In my fevered brain, it all connected with something by George Orwell, an essay fronting a collection of E.W. Hornung's stories, from 1899, about A.J. Raffles, the public-school boy and West End clubman whose amazing cricket skills and infallible taste allow him to mingle among the upper crust whom he burgles for a living. Writing in 1944, Orwell compares Raffles' exploits to a contemporary American gangster story by James Hadley Chase. 1939's No Orchids for Miss Blandish includes multiple varieties of torture, rapes, Stockholm sydrome, murders and police abuses. Citing the increase in Might Makes Right as entertainment, Orwell writes:

People worship power in the form in which they are able to understand it. A twelve year old boy worships Jack Dempsey. An adolescent in a Glasgow slum worships Al Capone... A New Statesman reader worships Stalin. There is a difference in intellectual maturity, but none in moral outlook. Thirty years ago the heroes of popular fiction had nothing in common with Chase's gansters and detectives...Between [Sherlock] Holmes and Fenner [Chase's protagonist] on the one hand, and between Abraham Lincoln and Stalin on the other, there is a similar gulf.

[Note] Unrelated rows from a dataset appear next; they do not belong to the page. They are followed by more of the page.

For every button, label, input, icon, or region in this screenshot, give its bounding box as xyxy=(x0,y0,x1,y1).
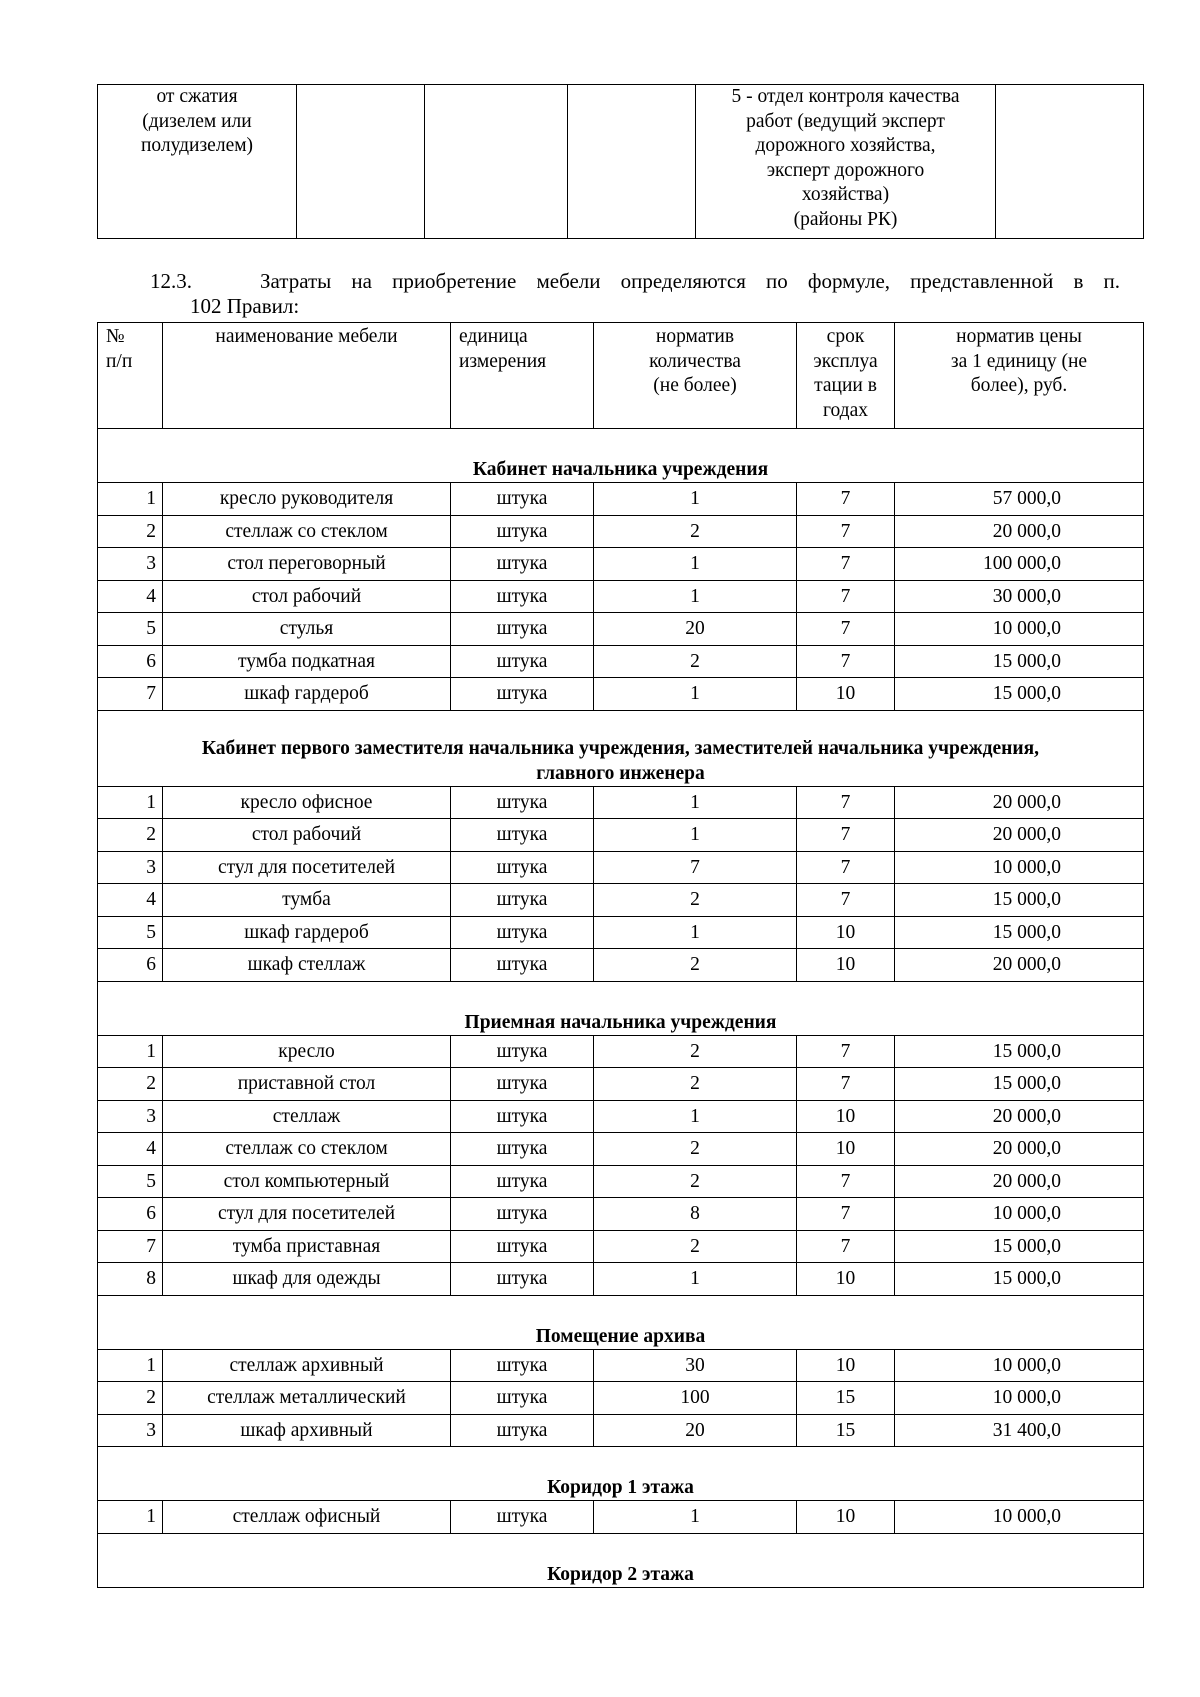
section-header-row xyxy=(98,429,1144,483)
item-name: стол рабочий xyxy=(163,580,451,613)
item-price: 20 000,0 xyxy=(895,819,1144,852)
header-line: (не более) xyxy=(653,375,737,396)
continuation-row xyxy=(98,85,1144,239)
row-number: 2 xyxy=(98,819,163,852)
cell-line: хозяйства) xyxy=(801,184,890,205)
row-number: 6 xyxy=(98,949,163,982)
item-price: 20 000,0 xyxy=(895,1165,1144,1198)
cell-line: полудизелем) xyxy=(140,135,254,156)
row-number: 3 xyxy=(98,548,163,581)
header-line: срок xyxy=(826,326,865,347)
header-line: норматив xyxy=(655,326,735,347)
table-header-row xyxy=(98,323,1144,429)
item-name: стулья xyxy=(163,613,451,646)
table-row xyxy=(98,1035,1144,1068)
section-header-row xyxy=(98,981,1144,1035)
section-header-row xyxy=(98,710,1144,786)
item-unit: штука xyxy=(451,515,594,548)
item-quantity: 1 xyxy=(594,483,797,516)
item-quantity: 1 xyxy=(594,819,797,852)
row-number: 4 xyxy=(98,1133,163,1166)
row-number: 7 xyxy=(98,678,163,711)
table-row xyxy=(98,613,1144,646)
table-row xyxy=(98,1068,1144,1101)
empty-cell xyxy=(425,85,568,239)
section-header-row xyxy=(98,1447,1144,1501)
engine-type-cell xyxy=(98,85,297,239)
item-price: 57 000,0 xyxy=(895,483,1144,516)
header-line: № xyxy=(106,326,125,347)
row-number: 3 xyxy=(98,851,163,884)
table-row xyxy=(98,515,1144,548)
header-line: количества xyxy=(649,350,741,372)
item-quantity: 30 xyxy=(594,1349,797,1382)
item-name: стеллаж архивный xyxy=(163,1349,451,1382)
header-term xyxy=(797,323,895,429)
item-term: 7 xyxy=(797,483,895,516)
item-price: 10 000,0 xyxy=(895,1501,1144,1534)
section-title-line: главного инженера xyxy=(536,762,705,784)
row-number: 3 xyxy=(98,1100,163,1133)
item-term: 7 xyxy=(797,645,895,678)
item-term: 10 xyxy=(797,916,895,949)
row-number: 1 xyxy=(98,1349,163,1382)
item-name: шкаф гардероб xyxy=(163,916,451,949)
row-number: 3 xyxy=(98,1414,163,1447)
table-row xyxy=(98,580,1144,613)
section-title-line: Приемная начальника учреждения xyxy=(464,1011,777,1033)
item-quantity: 2 xyxy=(594,515,797,548)
header-line: годах xyxy=(822,399,869,421)
header-line: единица xyxy=(459,326,528,347)
item-unit: штука xyxy=(451,851,594,884)
table-row xyxy=(98,1230,1144,1263)
item-name: стеллаж металлический xyxy=(163,1382,451,1415)
row-number: 5 xyxy=(98,916,163,949)
section-title xyxy=(98,1447,1144,1501)
item-unit: штука xyxy=(451,1068,594,1101)
item-unit: штука xyxy=(451,1133,594,1166)
item-term: 7 xyxy=(797,819,895,852)
row-number: 4 xyxy=(98,580,163,613)
item-price: 15 000,0 xyxy=(895,1035,1144,1068)
item-price: 15 000,0 xyxy=(895,916,1144,949)
item-price: 15 000,0 xyxy=(895,884,1144,917)
item-term: 10 xyxy=(797,1349,895,1382)
row-number: 6 xyxy=(98,645,163,678)
table-row xyxy=(98,645,1144,678)
table-row xyxy=(98,678,1144,711)
item-quantity: 1 xyxy=(594,678,797,711)
section-title xyxy=(98,1533,1144,1587)
section-title-line: Помещение архива xyxy=(535,1325,706,1347)
table-row xyxy=(98,548,1144,581)
row-number: 8 xyxy=(98,1263,163,1296)
item-price: 10 000,0 xyxy=(895,613,1144,646)
item-price: 10 000,0 xyxy=(895,1198,1144,1231)
item-unit: штука xyxy=(451,884,594,917)
item-term: 15 xyxy=(797,1382,895,1415)
row-number: 1 xyxy=(98,1501,163,1534)
item-name: шкаф для одежды xyxy=(163,1263,451,1296)
item-price: 20 000,0 xyxy=(895,1133,1144,1166)
item-quantity: 2 xyxy=(594,1133,797,1166)
paragraph-line-2: 102 Правил: xyxy=(190,294,300,318)
continuation-table xyxy=(97,84,1144,239)
header-line: за 1 единицу (не xyxy=(950,350,1088,372)
item-quantity: 1 xyxy=(594,916,797,949)
row-number: 1 xyxy=(98,483,163,516)
item-unit: штука xyxy=(451,949,594,982)
table-row xyxy=(98,949,1144,982)
cell-line: от сжатия xyxy=(156,86,238,107)
header-line: эксплуа xyxy=(813,350,878,372)
header-line: тации в xyxy=(814,375,877,396)
item-term: 7 xyxy=(797,1165,895,1198)
item-unit: штука xyxy=(451,1263,594,1296)
table-row xyxy=(98,1100,1144,1133)
item-unit: штука xyxy=(451,1198,594,1231)
section-title xyxy=(98,981,1144,1035)
header-line: наименование мебели xyxy=(215,326,398,347)
item-quantity: 1 xyxy=(594,1263,797,1296)
item-price: 15 000,0 xyxy=(895,1068,1144,1101)
header-line: п/п xyxy=(106,350,133,372)
item-unit: штука xyxy=(451,678,594,711)
section-title xyxy=(98,710,1144,786)
item-term: 7 xyxy=(797,786,895,819)
table-row xyxy=(98,851,1144,884)
empty-cell xyxy=(297,85,425,239)
section-title xyxy=(98,1295,1144,1349)
department-cell xyxy=(696,85,996,239)
item-price: 15 000,0 xyxy=(895,645,1144,678)
header-quantity xyxy=(594,323,797,429)
item-price: 20 000,0 xyxy=(895,786,1144,819)
section-title-line: Кабинет начальника учреждения xyxy=(472,459,769,480)
table-row xyxy=(98,1382,1144,1415)
table-row xyxy=(98,483,1144,516)
row-number: 1 xyxy=(98,786,163,819)
item-quantity: 1 xyxy=(594,580,797,613)
item-unit: штука xyxy=(451,1414,594,1447)
empty-cell xyxy=(996,85,1144,239)
item-unit: штука xyxy=(451,1501,594,1534)
item-name: тумба подкатная xyxy=(163,645,451,678)
item-price: 10 000,0 xyxy=(895,1349,1144,1382)
item-quantity: 2 xyxy=(594,1035,797,1068)
table-row xyxy=(98,786,1144,819)
item-quantity: 1 xyxy=(594,1501,797,1534)
item-unit: штука xyxy=(451,819,594,852)
item-price: 31 400,0 xyxy=(895,1414,1144,1447)
item-term: 7 xyxy=(797,580,895,613)
item-name: стол переговорный xyxy=(163,548,451,581)
item-term: 10 xyxy=(797,949,895,982)
row-number: 6 xyxy=(98,1198,163,1231)
paragraph-text: Затраты на приобретение мебели определяются по формуле, представленной в п. xyxy=(260,269,1120,293)
item-term: 10 xyxy=(797,1501,895,1534)
item-term: 10 xyxy=(797,678,895,711)
item-name: стол рабочий xyxy=(163,819,451,852)
table-row xyxy=(98,916,1144,949)
row-number: 2 xyxy=(98,1068,163,1101)
item-name: стеллаж xyxy=(163,1100,451,1133)
table-row xyxy=(98,1263,1144,1296)
table-row xyxy=(98,1349,1144,1382)
item-price: 15 000,0 xyxy=(895,1230,1144,1263)
item-quantity: 2 xyxy=(594,884,797,917)
item-name: стеллаж со стеклом xyxy=(163,515,451,548)
item-name: шкаф стеллаж xyxy=(163,949,451,982)
table-row xyxy=(98,1198,1144,1231)
item-price: 15 000,0 xyxy=(895,1263,1144,1296)
item-name: кресло руководителя xyxy=(163,483,451,516)
item-price: 10 000,0 xyxy=(895,851,1144,884)
item-term: 7 xyxy=(797,1035,895,1068)
item-term: 7 xyxy=(797,1198,895,1231)
table-row xyxy=(98,819,1144,852)
item-unit: штука xyxy=(451,548,594,581)
item-price: 20 000,0 xyxy=(895,515,1144,548)
item-name: кресло xyxy=(163,1035,451,1068)
cell-line: (районы РК) xyxy=(793,208,898,230)
section-title-line: Коридор 1 этажа xyxy=(547,1477,694,1498)
item-term: 15 xyxy=(797,1414,895,1447)
item-name: шкаф архивный xyxy=(163,1414,451,1447)
section-header-row xyxy=(98,1533,1144,1587)
item-quantity: 8 xyxy=(594,1198,797,1231)
empty-cell xyxy=(568,85,696,239)
section-paragraph xyxy=(150,269,1120,319)
item-name: стеллаж со стеклом xyxy=(163,1133,451,1166)
item-quantity: 2 xyxy=(594,1165,797,1198)
item-term: 10 xyxy=(797,1263,895,1296)
cell-line: работ (ведущий эксперт xyxy=(746,110,945,132)
item-quantity: 20 xyxy=(594,1414,797,1447)
table-row xyxy=(98,1165,1144,1198)
cell-line: дорожного хозяйства, xyxy=(755,135,936,156)
table-row xyxy=(98,884,1144,917)
item-name: тумба приставная xyxy=(163,1230,451,1263)
row-number: 1 xyxy=(98,1035,163,1068)
cell-line: эксперт дорожного xyxy=(766,159,925,181)
cell-line: (дизелем или xyxy=(142,110,252,132)
item-term: 7 xyxy=(797,548,895,581)
table-row xyxy=(98,1501,1144,1534)
header-unit xyxy=(451,323,594,429)
header-line: норматив цены xyxy=(956,326,1082,347)
item-unit: штука xyxy=(451,645,594,678)
item-quantity: 20 xyxy=(594,613,797,646)
row-number: 4 xyxy=(98,884,163,917)
item-name: тумба xyxy=(163,884,451,917)
item-term: 7 xyxy=(797,613,895,646)
item-unit: штука xyxy=(451,1230,594,1263)
row-number: 5 xyxy=(98,1165,163,1198)
row-number: 2 xyxy=(98,1382,163,1415)
item-name: стеллаж офисный xyxy=(163,1501,451,1534)
item-unit: штука xyxy=(451,1349,594,1382)
item-quantity: 2 xyxy=(594,645,797,678)
furniture-table xyxy=(97,322,1144,1588)
item-term: 10 xyxy=(797,1133,895,1166)
item-unit: штука xyxy=(451,613,594,646)
item-quantity: 7 xyxy=(594,851,797,884)
paragraph-line-1 xyxy=(150,269,1120,294)
item-price: 15 000,0 xyxy=(895,678,1144,711)
header-num xyxy=(98,323,163,429)
item-term: 7 xyxy=(797,851,895,884)
item-unit: штука xyxy=(451,1165,594,1198)
item-price: 100 000,0 xyxy=(895,548,1144,581)
item-term: 7 xyxy=(797,1068,895,1101)
item-unit: штука xyxy=(451,786,594,819)
row-number: 5 xyxy=(98,613,163,646)
item-name: приставной стол xyxy=(163,1068,451,1101)
item-quantity: 100 xyxy=(594,1382,797,1415)
item-term: 10 xyxy=(797,1100,895,1133)
item-quantity: 2 xyxy=(594,1230,797,1263)
header-line: измерения xyxy=(459,350,547,372)
header-price xyxy=(895,323,1144,429)
row-number: 2 xyxy=(98,515,163,548)
row-number: 7 xyxy=(98,1230,163,1263)
item-name: шкаф гардероб xyxy=(163,678,451,711)
item-quantity: 2 xyxy=(594,1068,797,1101)
header-name xyxy=(163,323,451,429)
item-price: 10 000,0 xyxy=(895,1382,1144,1415)
item-unit: штука xyxy=(451,1035,594,1068)
item-quantity: 1 xyxy=(594,1100,797,1133)
item-price: 20 000,0 xyxy=(895,1100,1144,1133)
item-unit: штука xyxy=(451,1100,594,1133)
item-price: 20 000,0 xyxy=(895,949,1144,982)
item-unit: штука xyxy=(451,1382,594,1415)
item-term: 7 xyxy=(797,884,895,917)
item-unit: штука xyxy=(451,483,594,516)
item-quantity: 1 xyxy=(594,786,797,819)
item-name: стул для посетителей xyxy=(163,851,451,884)
item-quantity: 1 xyxy=(594,548,797,581)
item-quantity: 2 xyxy=(594,949,797,982)
section-header-row xyxy=(98,1295,1144,1349)
item-name: стул для посетителей xyxy=(163,1198,451,1231)
section-title-line: Коридор 2 этажа xyxy=(547,1563,694,1585)
table-row xyxy=(98,1414,1144,1447)
item-name: кресло офисное xyxy=(163,786,451,819)
section-title-line: Кабинет первого заместителя начальника учреждения, заместителей начальника учреждения, xyxy=(201,737,1040,759)
item-unit: штука xyxy=(451,916,594,949)
header-line: более), руб. xyxy=(970,375,1068,396)
item-name: стол компьютерный xyxy=(163,1165,451,1198)
item-term: 7 xyxy=(797,515,895,548)
section-title xyxy=(98,429,1144,483)
paragraph-number: 12.3. xyxy=(150,269,192,293)
item-price: 30 000,0 xyxy=(895,580,1144,613)
item-unit: штука xyxy=(451,580,594,613)
table-row xyxy=(98,1133,1144,1166)
item-term: 7 xyxy=(797,1230,895,1263)
cell-line: 5 - отдел контроля качества xyxy=(731,86,960,107)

One ought not to infer too much from the success of Mr. Chase's books. It is possible that it is an isolated phenomenon, brought about by the mingled boredom and brutality of war [sound prescient?]...Raffles, as I have pointed out, has no real moral code, no religion, certainly no social consciousness. All he has is a set of reflexes- the nervous system, as it were, of a gentleman...In Mr Chase's books there are no gentlemen, and no taboos. Emancipation is complete. Freud and Machiavelli have reached the outer suburbs. Comparing the schoolboy atmosphere of the one book with the cruelty and corruption of the other, one is driven to feel that snobbishness, like hypocrisy, is a check upon human behavior whose value from a social point of view has been underrated.

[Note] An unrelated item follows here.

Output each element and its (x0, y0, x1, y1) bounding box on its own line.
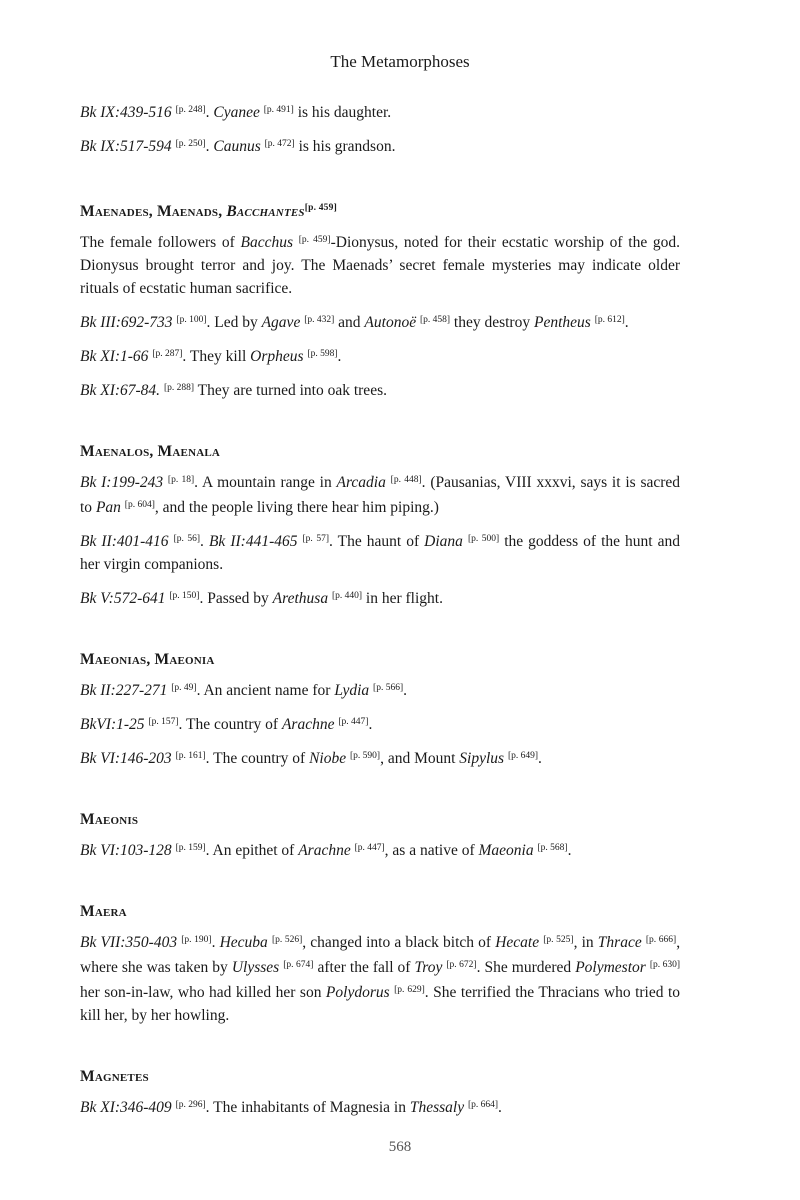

JIST: When I talk about politeness or being courteous, I'm not referring the etiquette of table utensils for prawn cheeks or the correct address for the wife of Burundi's ambassador. Should the need arise, do look up such miscellania online. What I refer to is an old-fashioned ideal that many feel slipping from evidence in the public square. Courtesy predjudices one toward and habituates behavior characterised by tolerance, patience, consideration for others, generosity, dignity, self-control, and deference of the strong to needs of the weaker.

Within courtesy, I perceive practical training against narcissism and impatience among the young. I perceive habits that encourage respect for individual differences while lubricating smooth function of the whole. I see facilitation of effective debate across classes and democracy's defense against accusations of popular unfitness by dictator-loving elitists. I see a standard of civil conduct which need not rely upon or preclude religious observance. I see elevation of women's social status and of those that protect the weak from violence and coercion.

Is it possible that this cheaply held, neglected minor virtue is the pillar of all decent civilization?